Some beetles can infest water lilies in the summer. The larvae of these beetles attack the leaves from the inside, causing the leaves to turn brown and die quickly. The only solution is to regularly prune and remove the affected leaves. The earlier and more consistently you do this, the fewer problems with pests you will have. In the summer, a lot of pollen and other dust will also be blown into your pond. Therefore, keep the water surface clear with a special tool. Make sure the KH or carbonate hardness stays high enough during this time. This will keep the water crystal clear and prevent algae growth. The KH value determines the capacity of acid neutralization, which is important for the growth of oxygen plants. This value can be determined with special tests.

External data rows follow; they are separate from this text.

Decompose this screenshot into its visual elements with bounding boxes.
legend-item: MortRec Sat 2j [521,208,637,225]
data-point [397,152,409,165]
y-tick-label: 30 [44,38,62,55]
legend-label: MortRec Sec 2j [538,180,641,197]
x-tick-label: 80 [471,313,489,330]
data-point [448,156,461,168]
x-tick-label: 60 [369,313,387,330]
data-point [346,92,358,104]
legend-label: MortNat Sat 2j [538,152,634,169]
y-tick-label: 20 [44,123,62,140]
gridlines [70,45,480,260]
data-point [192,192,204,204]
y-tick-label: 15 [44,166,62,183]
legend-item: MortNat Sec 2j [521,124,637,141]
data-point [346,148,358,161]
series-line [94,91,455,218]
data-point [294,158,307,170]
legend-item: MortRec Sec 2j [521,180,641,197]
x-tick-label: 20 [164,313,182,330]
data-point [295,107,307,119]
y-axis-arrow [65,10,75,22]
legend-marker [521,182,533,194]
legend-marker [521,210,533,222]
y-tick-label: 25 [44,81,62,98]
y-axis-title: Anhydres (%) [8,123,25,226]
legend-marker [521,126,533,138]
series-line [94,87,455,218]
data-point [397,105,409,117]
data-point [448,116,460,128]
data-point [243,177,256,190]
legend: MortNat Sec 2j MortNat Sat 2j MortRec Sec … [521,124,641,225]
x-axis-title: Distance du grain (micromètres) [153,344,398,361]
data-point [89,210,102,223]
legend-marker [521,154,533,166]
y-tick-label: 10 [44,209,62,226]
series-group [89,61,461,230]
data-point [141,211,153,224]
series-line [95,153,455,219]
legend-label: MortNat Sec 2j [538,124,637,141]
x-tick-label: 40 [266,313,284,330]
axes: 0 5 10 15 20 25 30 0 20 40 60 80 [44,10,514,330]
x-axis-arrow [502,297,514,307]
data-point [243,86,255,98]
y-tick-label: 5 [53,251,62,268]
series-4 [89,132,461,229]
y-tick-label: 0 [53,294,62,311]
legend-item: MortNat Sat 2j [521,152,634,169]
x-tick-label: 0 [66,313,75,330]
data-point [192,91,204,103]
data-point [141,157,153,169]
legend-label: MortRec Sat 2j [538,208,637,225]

Remove excess aquatic plants and weeds.
Reduce the volume of pond plants such as a hornwort if they fill more than one-third of the pond. These are essential to ponds and keep the water clean, but they need to be kept from taking over. Weed between marginal plants, such as weeds, as you would in the garden. Be sure to remove any unwanted seedlings as you maintain your garden pond. Sometimes it’s easier to remove the pot they’re growing in, then divide the border and replant before putting it back in the water.
Brave the late summer heat and maintain your garden pond
There are some preventative measures you can take to keep your pond from turning into a warm, unhealthy puddle at the end of summer. It all starts with a well-designed water feature. Water depth, plant cover, shade and circulation should all be considered accordingly when designing and building a garden pond. A minimum depth of 0.5 meters is recommended here to keep the pond bottom cooler.
You should stock your pond with plenty of plants to provide shade for the fish. A good rule of thumb is to have plant coverage of about 1/3 to 1/2 of the water surface. Consider adding floating plants such as water lettuce and water hyacinth, although you don’t necessarily need to pot or plant them. Circulation is also important, and you should place a biological filter and a mechanical filter across from each other to give your pond optimal circulation. Last but not least, you can help keep your pond functioning optimally during the last months of summer with these tips:
- Feed fish in the morning and be mindful of the amount of food you feed. Leftover food will decompose faster in warmer water and can pollute the pond.
- Be sure to remove dying leaves and flowers before they can rot in the warmer water.
- The bottom line is to continue to keep an eye on your pond and let your fish and plants do the talking. If you have a balanced ecosystem, it will be much easier for you to maintain the health of your pond, fish and plants. Not to mention, it will help you make a healthy transition into the fall season.